Details are emerging about the life of Douglas McAuthur McCain, a San Diego resident reportedly killed while fighting for the Islamic State in Syria.
After growing up in Minnesota, McCain moved to San Diego and attended San Diego City College. College officials confirmed his attendance but declined to provide additional details.
On a Facebook page identified as belonging to McCain, he referred to himself as Duale ThaslaveofAllah. The Facebook page has since been taken down.
On a Twitter account identified as belonging to McCain, he used the name Duale Khalid and wrote, "It's Islam over everything."
The person said he converted to Islam a decade ago: "I will never look back the best thing that ever happen to me," reads one Twitter message.
The tweets display hostility toward gays, white people and Somali immigrants in San Diego. The messages praise Allah and smoking hookah.
One tweet reads: "It's funny to me how all these so call Muslim claim that they love Allah but always curse the one who try to implement his laws."
A retweet from a group called Islamic Freedom reads: "Allah never promised this life was easy, but He did promise that He would be with you every step of the way."
The Twitter account includes a translation of a speech by Islamic State spokesman Abu Muhammad Al-Adnani.
While in San Diego, McCain worked at a now-closed African restaurant.

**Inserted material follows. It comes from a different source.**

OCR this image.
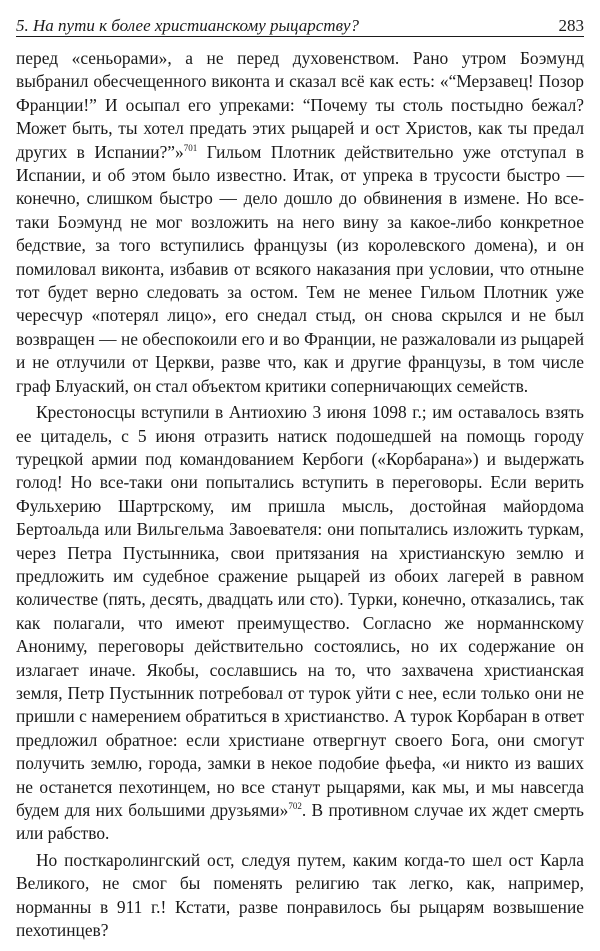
5. На пути к более христианскому рыцарству?	283

перед «сеньорами», а не перед духовенством. Рано утром Боэмунд выбранил обесчещенного виконта и сказал всё как есть: «“Мерзавец! Позор Франции!” И осыпал его упреками: “Почему ты столь постыдно бежал? Может быть, ты хотел предать этих рыцарей и ост Христов, как ты предал других в Испании?”»$^{701}$ Гильом Плотник действительно уже отступал в Испании, и об этом было известно. Итак, от упрека в трусости быстро — конечно, слишком быстро — дело дошло до обвинения в измене. Но все-таки Боэмунд не мог возложить на него вину за какое-либо конкретное бедствие, за того вступились французы (из королевского домена), и он помиловал виконта, избавив от всякого наказания при условии, что отныне тот будет верно следовать за остом. Тем не менее Гильом Плотник уже чересчур «потерял лицо», его снедал стыд, он снова скрылся и не был возвращен — не обеспокоили его и во Франции, не разжаловали из рыцарей и не отлучили от Церкви, разве что, как и другие французы, в том числе граф Блуаский, он стал объектом критики соперничающих семейств.

Крестоносцы вступили в Антиохию 3 июня 1098 г.; им оставалось взять ее цитадель, с 5 июня отразить натиск подошедшей на помощь городу турецкой армии под командованием Кербоги («Корбарана») и выдержать голод! Но все-таки они попытались вступить в переговоры. Если верить Фульхерию Шартрскому, им пришла мысль, достойная майордома Бертоальда или Вильгельма Завоевателя: они попытались изложить туркам, через Петра Пустынника, свои притязания на христианскую землю и предложить им судебное сражение рыцарей из обоих лагерей в равном количестве (пять, десять, двадцать или сто). Турки, конечно, отказались, так как полагали, что имеют преимущество. Согласно же норманнскому Анониму, переговоры действительно состоялись, но их содержание он излагает иначе. Якобы, сославшись на то, что захвачена христианская земля, Петр Пустынник потребовал от турок уйти с нее, если только они не пришли с намерением обратиться в христианство. А турок Корбаран в ответ предложил обратное: если христиане отвергнут своего Бога, они смогут получить землю, города, замки в некое подобие фьефа, «и никто из ваших не останется пехотинцем, но все станут рыцарями, как мы, и мы навсегда будем для них большими друзьями»$^{702}$. В противном случае их ждет смерть или рабство.

Но посткаролингский ост, следуя путем, каким когда-то шел ост Карла Великого, не смог бы поменять религию так легко, как, например, норманны в 911 г.! Кстати, разве понравилось бы рыцарям возвышение пехотинцев?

McCain was described as a basketball fan and a would-be rap singer who had apparently traveled in Europe.
White House officials on Tuesday confirmed his death Tuesday.
"We were aware of U.S. Citizen Douglas McAuthur McCain's presence in Syria and can confirm his death," said a statement released by Caitlin Hayden, a spokeswoman for the National Security Council.

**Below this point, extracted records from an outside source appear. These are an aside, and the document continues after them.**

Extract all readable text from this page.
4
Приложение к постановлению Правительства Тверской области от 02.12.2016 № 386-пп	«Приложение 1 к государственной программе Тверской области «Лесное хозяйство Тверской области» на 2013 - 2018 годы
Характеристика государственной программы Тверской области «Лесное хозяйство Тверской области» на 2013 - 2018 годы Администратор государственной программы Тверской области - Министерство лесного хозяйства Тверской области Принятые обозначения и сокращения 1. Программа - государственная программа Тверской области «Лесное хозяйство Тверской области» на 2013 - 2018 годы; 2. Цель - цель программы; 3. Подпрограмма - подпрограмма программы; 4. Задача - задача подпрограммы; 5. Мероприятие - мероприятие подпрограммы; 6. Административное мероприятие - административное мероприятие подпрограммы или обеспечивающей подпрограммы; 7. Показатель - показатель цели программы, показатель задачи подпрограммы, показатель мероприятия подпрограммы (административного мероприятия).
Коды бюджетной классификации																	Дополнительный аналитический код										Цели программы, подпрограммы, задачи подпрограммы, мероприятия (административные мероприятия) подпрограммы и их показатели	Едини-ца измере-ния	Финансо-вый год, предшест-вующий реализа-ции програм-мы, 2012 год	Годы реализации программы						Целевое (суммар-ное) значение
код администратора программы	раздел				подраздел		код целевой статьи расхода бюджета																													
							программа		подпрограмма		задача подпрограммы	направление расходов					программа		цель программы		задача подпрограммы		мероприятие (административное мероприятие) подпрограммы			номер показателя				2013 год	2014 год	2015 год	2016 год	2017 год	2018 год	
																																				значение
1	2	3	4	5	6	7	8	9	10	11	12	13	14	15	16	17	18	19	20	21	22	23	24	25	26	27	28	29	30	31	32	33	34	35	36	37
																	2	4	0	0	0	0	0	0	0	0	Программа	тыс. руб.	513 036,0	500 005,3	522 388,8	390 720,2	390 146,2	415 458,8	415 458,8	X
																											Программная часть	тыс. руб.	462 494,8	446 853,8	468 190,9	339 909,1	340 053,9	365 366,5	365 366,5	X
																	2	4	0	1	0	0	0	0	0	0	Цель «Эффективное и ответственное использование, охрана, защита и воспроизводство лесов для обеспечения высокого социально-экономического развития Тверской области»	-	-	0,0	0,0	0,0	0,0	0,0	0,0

"We continue to use every tool we possess to disrupt and dissuade individuals from traveling abroad for violent jihad and to track and engage those who return."

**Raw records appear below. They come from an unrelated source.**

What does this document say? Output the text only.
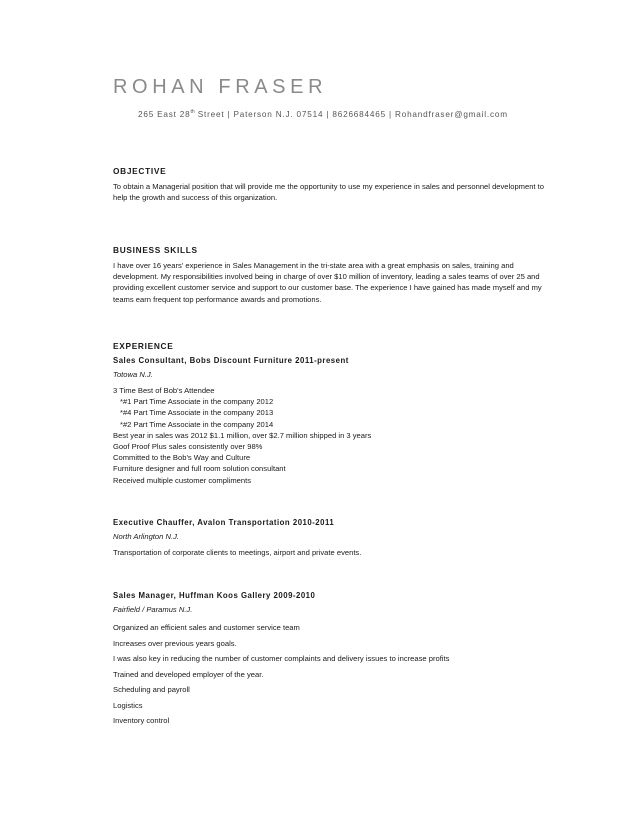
ROHAN FRASER
265 East 28th Street | Paterson N.J. 07514 | 8626684465 | Rohandfraser@gmail.com
OBJECTIVE

To obtain a Managerial position that will provide me the opportunity to use my experience in sales and personnel development to help the growth and success of this organization.

BUSINESS SKILLS

I have over 16 years' experience in Sales Management in the tri-state area with a great emphasis on sales, training and development. My responsibilities involved being in charge of over $10 million of inventory, leading a sales teams of over 25 and providing excellent customer service and support to our customer base. The experience I have gained has made myself and my teams earn frequent top performance awards and promotions.

EXPERIENCE
Sales Consultant, Bobs Discount Furniture 2011-present
Totowa N.J.
3 Time Best of Bob's Attendee
*#1 Part Time Associate in the company 2012
*#4 Part Time Associate in the company 2013
*#2 Part Time Associate in the company 2014
Best year in sales was 2012 $1.1 million, over $2.7 million shipped in 3 years
Goof Proof Plus sales consistently over 98%
Committed to the Bob's Way and Culture
Furniture designer and full room solution consultant
Received multiple customer compliments
Executive Chauffer, Avalon Transportation 2010-2011
North Arlington N.J.
Transportation of corporate clients to meetings, airport and private events.
Sales Manager, Huffman Koos Gallery 2009-2010
Fairfield / Paramus N.J.
Organized an efficient sales and customer service team
Increases over previous years goals.
I was also key in reducing the number of customer complaints and delivery issues to increase profits
Trained and developed employer of the year.
Scheduling and payroll
Logistics
Inventory control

State Department officials earlier had declined to confirm that McCain was fighting for the Islamic State at the time of his death.
"We are in contact with the family and are providing all possible consular assistance," said spokeswoman Jen Psaki. "Out of respect for the family we're not going to be adding any more comment at this time."
When a U.S. citizen is killed overseas, American consular officials often help the family locate and return the citizen's body to the United States, if possible.